The Knicks couldn’t stop Ricky Rubio and the Suns on home turf despite the return of leading scorer in veteran forward Marcus Morris.

NEW YORK — Hoping to shake off another regularly scheduled beatdown by the Milwaukee Bucks, the New York Knicks (11-31) squared off with the visiting Phoenix Suns (17-24) on Thursday evening, losing 121-98. The Knicks and Suns previously matched up nearly two weeks ago in the desert, where New York, on the first game of their four-game west coast swing, dropped a close contest with Phoenix after giving up 69 second-half points.

This time around the Suns were without second-leading scorer Kelly Oubre Jr., who was inactive and in the NBA’s concussion protocol. Oubre, along with All-Star candidate in shooting guard Devin Booker, destroyed the Knicks on January 3rd, combining to score 67 points. Phoenix had a major boost on Thursday from starting point guard Ricky Rubio, who torched the Knicks, particularly in the second quarter when he spurred on a 12-0 run.
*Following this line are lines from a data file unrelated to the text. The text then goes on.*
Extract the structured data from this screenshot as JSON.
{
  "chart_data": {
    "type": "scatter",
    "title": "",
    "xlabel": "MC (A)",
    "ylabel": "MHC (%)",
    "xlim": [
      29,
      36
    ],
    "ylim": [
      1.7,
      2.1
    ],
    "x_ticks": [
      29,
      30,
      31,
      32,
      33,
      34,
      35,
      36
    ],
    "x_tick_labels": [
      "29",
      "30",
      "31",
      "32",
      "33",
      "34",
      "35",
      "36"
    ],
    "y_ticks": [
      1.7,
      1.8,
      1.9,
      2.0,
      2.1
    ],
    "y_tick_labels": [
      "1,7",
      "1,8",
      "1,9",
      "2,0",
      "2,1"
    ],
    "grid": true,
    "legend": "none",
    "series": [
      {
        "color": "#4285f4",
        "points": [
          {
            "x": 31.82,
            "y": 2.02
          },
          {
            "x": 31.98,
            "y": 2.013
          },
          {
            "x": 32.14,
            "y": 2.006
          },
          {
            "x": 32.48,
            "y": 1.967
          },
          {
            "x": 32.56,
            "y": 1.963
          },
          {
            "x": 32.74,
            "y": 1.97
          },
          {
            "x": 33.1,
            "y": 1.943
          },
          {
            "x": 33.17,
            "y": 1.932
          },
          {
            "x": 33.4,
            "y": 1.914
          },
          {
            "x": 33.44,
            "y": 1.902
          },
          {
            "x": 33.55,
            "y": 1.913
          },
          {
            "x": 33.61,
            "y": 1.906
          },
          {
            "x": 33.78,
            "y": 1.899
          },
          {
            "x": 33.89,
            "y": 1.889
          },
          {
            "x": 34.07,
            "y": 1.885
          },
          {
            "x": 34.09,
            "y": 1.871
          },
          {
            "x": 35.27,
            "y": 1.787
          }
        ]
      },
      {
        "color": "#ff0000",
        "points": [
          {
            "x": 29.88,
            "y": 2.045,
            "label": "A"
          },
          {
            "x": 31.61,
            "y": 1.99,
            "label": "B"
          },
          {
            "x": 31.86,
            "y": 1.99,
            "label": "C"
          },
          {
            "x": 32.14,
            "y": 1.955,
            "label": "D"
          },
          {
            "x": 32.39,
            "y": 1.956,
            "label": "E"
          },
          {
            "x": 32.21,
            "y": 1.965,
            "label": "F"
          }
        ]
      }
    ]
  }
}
New York only partially shaved off that embarrassment to cut the deficit at halftime to six.

Rubio continued his precision passing and orchestrating Phoenix’s offense through the pick-and-roll, hurting the Knicks on miscommunication switching and late rotations. The Suns also punished New York on the fast break—with the Knicks failing to get back on defense in transition, resulting in quick buckets for Monty Williams’ squad. The Suns finished Thursday’s win with 18 fast-break points to the Knicks’ seven.

Rubio finished with a double-double, along with a solid scoring night for the Spanish professional, scoring 25 points and dishing 13 assists in the winning effort. Second-year center Deandre Ayton and Booker combined to score 55 points.

The Knicks were led by Julius Randle, who was badly beaten on the glass by Ayton, scoring 26 points on 11-of-23 from the floor. Now on a two-game losing streak following a quality win at home against the competent Miami Heat, New York faces the dangerous Philadelphia 76ers at the Garden on Saturday.

Mook’s Return

Marcus Morris Sr. (sore neck) returned on Thursday against the Suns following a five-game absence. The team’s leading scorer, at 19.1 points a game, spent most of the contest passively getting his feet wet at Madison Square Garden. The 31-year-old Morris, a candidate for a deal at the NBA’s trade deadline, swished his first shot attempt back from injury, a three-pointer, but missed his next two shots and generally looked out of sorts, making his money tonight from the charity stripe.

The Knicks have expressed reluctance in trading Morris at the deadline, with a desire to hold out for a talented player they can receive in return instead of dangling the veteran for a future draft pick.

In Morris’ first game back, he finished with 17 points on 4-for-11 from the field, including knocking down seven freebies from the line.

#HeadbandRo Watch

Knicks rookie R.J. Barrett continued to sport a headband, which has coincided with an uptick in productivity since the west coast trip, on Thursday. However, in the Suns win the Duke product and nouveaux fashion icon yielded mixed results.

Barrett left the game in the third quarter after an apparent ankle injury. The third overall pick from the 2019 draft crashed down hard by the Knicks’ stanchion before getting up with the help of his teammates, taking his free throws, and leaving the game for the locker room several possessions later with a sprained right ankle at 4:54 in the third frame. He did not return and finished with seven points on 2-of-8 shooting along with a pair of assists and three rebounds.

Mitchell Robinson Needs to Start

Second-year center Mitchell Robinson was impressive on Thursday—but mostly on the defensive end, where he has shined in conjunction to his highlight dunks and alley-oop slams. Robinson finished the home defeat with three steals and two blocks, diving on the court and getting floor burns in multiple attempts to secure possession. Fellow sophomore big man Deandre Ayton looked at home while facing Bobby Portis and Taj Gibson, while Robinson at least limited the former first-overall pick’s damage from 15 feet out on jumpers.

Robinson’s length and pick-and-roll synergy with third-year guard Frank Ntilikina make it clear he needs to start for the Knicks again after losing the spot early in the season to the veteran Gibson (while David Fizdale was still in charge). In his rookie campaign, Robinson had a similar pattern with starts, later finishing the 2018–19 season with a string of seven consecutive starts. It’s not March yet, but it’s clear Robinson’s impact and the timeline of New York’s developing players would benefit from a permanent starting gig where he can play 25-30 minutes.

Robinson also finished the game scoring 12 points and grabbing eight rebounds, along with only committing two personal fouls.